‹ Les enfants des TuileriesChapitre 14 sur 32 · L'AVEUGLE.

L'AVEUGLE.

Merci de tout coeur, ma chère dame; oh! laissez-moi serrer votre main bienfaisante! (_Il lui saisit le bras._)

MADAME ÉTOURNEAU.

C'est bien, mon brave, d'être reconnaissant. Tenez, voilà encore pour vous. (_Elle lui donne._)

L'AVEUGLE, _sans la lâcher_.

Votre générosité est inépuisable! Comment vous dire ce que je ressens?

MADAME ÉTOURNEAU.

C'est inutile, lâchez-moi, je le devine bien.

L'AVEUGLE, _de même_.

Il faut que mon coeur parle, sans quoi la reconnaissance m'étoufferait. Je vais vous raconter ma lamentable histoire. (_Il tousse, crache et se mouche._) Vous saurez donc, chère bienfaitrice....

MADAME ÉTOURNEAU, _à part_.

Ah çà mais! il m'ennuie, cet homme; il a une poigne de fer et il est bavard comme une pie.

L'AVEUGLE, _d'une voix criarde_.

Je suis né de parents pauvres.... (_Il tousse, crache et se mouche._) J'ai quarante-six ans, trois mois et deux jours.

MADAME ÉTOURNEAU, _à part_.

Je voudrais bien m'en aller!

L'AVEUGLE, de même.

Je ne pesais que deux livres et demie à un mois. (_Il tousse, crache et se mouche._) J'avais des digestions pénibles, je les ai encore, je souffre....

MADAME ÉTOURNEAU, _impatientée_.

Et moi aussi, lâchez-moi, insupportable bavard!

L'AVEUGLE, _la laissant et s'en allant_.

Bavard, moi?... jamais je n'ouvre la bouche, jamais je ne me plains; si vous croyez que je suis reconnaissant de vos aumônes, à présent! faut-il recevoir des reproches semblables et penser que....

(_Sa voix se perd dans l'éloignement._)

MADAME ÉTOURNEAU.

Pouf! m'en voilà débarrassée. (_Elle va vers ses amies._) Eh bien, avez-vous acheté des joujoux?

JULIETTE.

Je crois que je vais prendre ce beau ballon.

LE PAUVRE HONTEUX, _approchant_.

Vous avez perdu quelque chose, madame. (_Il remet à Mme Étourneau son porte-monnaie._)

MADAME ÉTOURNEAU.

Mille remercîments, mon ami: pourrais-je vous offrir ceci comme récompense de ce service? (_Elle veut lui donner de l'argent._)

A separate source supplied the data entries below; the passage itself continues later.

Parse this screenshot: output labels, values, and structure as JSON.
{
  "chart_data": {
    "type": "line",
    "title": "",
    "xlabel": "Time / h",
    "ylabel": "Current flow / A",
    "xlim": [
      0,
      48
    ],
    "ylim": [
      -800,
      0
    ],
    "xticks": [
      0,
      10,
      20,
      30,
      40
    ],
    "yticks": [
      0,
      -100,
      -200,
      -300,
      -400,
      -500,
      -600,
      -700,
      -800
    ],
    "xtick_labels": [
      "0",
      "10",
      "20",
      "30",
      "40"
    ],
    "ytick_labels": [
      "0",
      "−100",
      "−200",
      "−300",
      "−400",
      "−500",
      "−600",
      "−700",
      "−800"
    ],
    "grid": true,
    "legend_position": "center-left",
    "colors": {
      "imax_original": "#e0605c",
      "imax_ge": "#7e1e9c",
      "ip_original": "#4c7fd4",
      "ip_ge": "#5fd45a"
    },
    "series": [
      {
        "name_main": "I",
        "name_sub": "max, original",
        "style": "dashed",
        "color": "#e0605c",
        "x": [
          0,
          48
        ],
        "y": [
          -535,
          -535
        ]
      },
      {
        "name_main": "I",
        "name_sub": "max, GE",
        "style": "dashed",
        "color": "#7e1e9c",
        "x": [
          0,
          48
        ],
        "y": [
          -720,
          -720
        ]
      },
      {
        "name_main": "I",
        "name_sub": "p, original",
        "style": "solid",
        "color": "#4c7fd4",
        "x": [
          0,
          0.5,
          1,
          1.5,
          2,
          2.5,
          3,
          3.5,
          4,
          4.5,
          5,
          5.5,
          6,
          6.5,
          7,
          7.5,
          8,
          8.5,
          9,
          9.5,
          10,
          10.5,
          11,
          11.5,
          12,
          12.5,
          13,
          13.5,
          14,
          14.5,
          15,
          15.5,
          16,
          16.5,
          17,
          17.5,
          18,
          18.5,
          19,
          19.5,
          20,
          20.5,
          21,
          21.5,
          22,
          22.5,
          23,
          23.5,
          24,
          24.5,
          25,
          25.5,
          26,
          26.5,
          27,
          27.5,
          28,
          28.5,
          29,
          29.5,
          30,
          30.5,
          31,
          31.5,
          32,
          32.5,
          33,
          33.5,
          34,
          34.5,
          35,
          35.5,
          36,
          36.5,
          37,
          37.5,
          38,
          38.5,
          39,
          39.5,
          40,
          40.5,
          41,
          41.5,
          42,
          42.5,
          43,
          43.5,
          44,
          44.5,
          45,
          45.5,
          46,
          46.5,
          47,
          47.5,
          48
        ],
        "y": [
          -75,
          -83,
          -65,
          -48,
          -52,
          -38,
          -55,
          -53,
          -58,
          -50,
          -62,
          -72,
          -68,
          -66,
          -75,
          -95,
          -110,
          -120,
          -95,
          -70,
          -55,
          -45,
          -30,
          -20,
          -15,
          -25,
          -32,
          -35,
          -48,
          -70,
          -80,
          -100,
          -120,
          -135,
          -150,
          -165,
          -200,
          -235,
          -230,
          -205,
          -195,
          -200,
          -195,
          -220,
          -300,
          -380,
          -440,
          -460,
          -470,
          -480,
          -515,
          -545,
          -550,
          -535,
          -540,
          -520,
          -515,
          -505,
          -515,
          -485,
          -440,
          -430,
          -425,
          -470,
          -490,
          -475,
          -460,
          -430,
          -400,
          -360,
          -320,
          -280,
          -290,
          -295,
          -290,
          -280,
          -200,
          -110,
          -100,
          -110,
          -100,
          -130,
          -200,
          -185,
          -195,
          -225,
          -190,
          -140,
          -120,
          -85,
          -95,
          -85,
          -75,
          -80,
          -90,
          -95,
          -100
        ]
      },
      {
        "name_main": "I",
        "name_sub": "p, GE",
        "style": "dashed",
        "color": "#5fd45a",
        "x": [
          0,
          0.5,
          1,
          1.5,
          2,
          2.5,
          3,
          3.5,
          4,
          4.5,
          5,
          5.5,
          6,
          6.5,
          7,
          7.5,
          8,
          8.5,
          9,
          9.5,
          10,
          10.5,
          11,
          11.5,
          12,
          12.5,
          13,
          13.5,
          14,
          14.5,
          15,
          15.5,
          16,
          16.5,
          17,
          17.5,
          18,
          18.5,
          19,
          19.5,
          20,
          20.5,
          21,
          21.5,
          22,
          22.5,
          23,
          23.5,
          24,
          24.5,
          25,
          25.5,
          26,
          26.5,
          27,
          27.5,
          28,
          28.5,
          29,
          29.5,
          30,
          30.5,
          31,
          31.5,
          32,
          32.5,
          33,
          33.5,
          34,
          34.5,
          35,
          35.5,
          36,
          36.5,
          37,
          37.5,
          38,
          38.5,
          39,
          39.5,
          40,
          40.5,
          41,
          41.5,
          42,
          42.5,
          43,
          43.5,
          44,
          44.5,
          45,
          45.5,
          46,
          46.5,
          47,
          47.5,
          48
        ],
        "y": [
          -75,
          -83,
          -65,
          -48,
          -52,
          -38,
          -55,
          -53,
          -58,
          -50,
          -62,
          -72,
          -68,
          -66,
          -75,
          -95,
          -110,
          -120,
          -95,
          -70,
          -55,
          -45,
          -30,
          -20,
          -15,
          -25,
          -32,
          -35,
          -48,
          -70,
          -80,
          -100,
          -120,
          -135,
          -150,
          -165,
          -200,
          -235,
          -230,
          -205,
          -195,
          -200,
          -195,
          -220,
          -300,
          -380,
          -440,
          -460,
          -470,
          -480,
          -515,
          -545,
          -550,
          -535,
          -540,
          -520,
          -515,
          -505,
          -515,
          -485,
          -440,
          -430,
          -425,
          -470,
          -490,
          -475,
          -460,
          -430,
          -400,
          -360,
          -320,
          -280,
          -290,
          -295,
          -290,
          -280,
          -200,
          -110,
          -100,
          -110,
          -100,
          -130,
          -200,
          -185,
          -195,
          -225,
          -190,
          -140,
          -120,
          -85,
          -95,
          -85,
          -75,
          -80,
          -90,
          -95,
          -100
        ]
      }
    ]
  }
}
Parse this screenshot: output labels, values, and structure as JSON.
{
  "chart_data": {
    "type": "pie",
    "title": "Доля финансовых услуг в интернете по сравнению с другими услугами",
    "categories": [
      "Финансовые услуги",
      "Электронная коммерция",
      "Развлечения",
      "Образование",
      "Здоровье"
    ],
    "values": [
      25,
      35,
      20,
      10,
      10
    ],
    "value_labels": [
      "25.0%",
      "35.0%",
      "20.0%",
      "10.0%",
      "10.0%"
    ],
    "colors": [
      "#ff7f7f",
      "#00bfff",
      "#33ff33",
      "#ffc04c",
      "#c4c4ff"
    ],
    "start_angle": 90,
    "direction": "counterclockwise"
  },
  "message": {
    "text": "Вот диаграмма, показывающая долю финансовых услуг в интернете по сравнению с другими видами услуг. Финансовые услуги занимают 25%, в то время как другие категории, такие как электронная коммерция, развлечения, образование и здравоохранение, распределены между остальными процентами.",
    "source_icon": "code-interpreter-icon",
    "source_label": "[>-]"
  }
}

LE PAUVRE HONTEUX, _refusant_.

Madame, je n'ai fait que mon devoir.

JULIETTE, _bas_.

Comme il est pâle, maman, ce pauvre homme!

MADAME RÉFLÉCHIE, _bas_.

Chère Azurine, ce brave garçon paraît souffrir. Il doit être très-pauvre et très-fier.

MADAME ÉTOURNEAU, _de même_.

Puisqu'il ne veut pas d'argent, c'est qu'il n'en a pas besoin.... Tiens! il chancelle et s'assoit sur un banc.

MADAME RÉFLÉCHIE, _allant au pauvre_.

Vous souffrez, mon ami, dites-le-moi sans crainte: un honnête homme doit être fier de supporter noblement la pauvreté.

LE PAUVRE HONTEUX, _d'une voix faible_.

C'est vrai, madame; je puis donc vous avouer que la faim me dévore....

JULIETTE.

Vite, mon ami, prenez mon goûter! Quel bonheur que je n'y aie pas encore touché!

MADAME ÉTOURNEAU, _agitée_.

Ça ne lui suffira pas, à ce malheureux! et moi qui le croyais à son aise! Je cours chercher un rosbif.

MADAME RÉFLÉCHIE, _riant_.

Cru?

MADAME ÉTOURNEAU, _agitée_.

Non, cuit; sera-ce bien?

MADAME RÉFLÉCHIE.

Il vaut mieux l'emmener chez moi et lui servir un bon bouillon; puis nous aviserons au moyen de le placer honorablement pour le tirer de sa misère.

LE PAUVRE HONTEUX.

Ah! madame, que de reconnaissance!

MADAME ÉTOURNEAU.

Voilà, chère amie, une bonne leçon pour moi. Donner de l'argent n'est rien: la vraie, la grande charité est de tirer les pauvres de leur misère. Je m'en souviendrai, je vous le promets!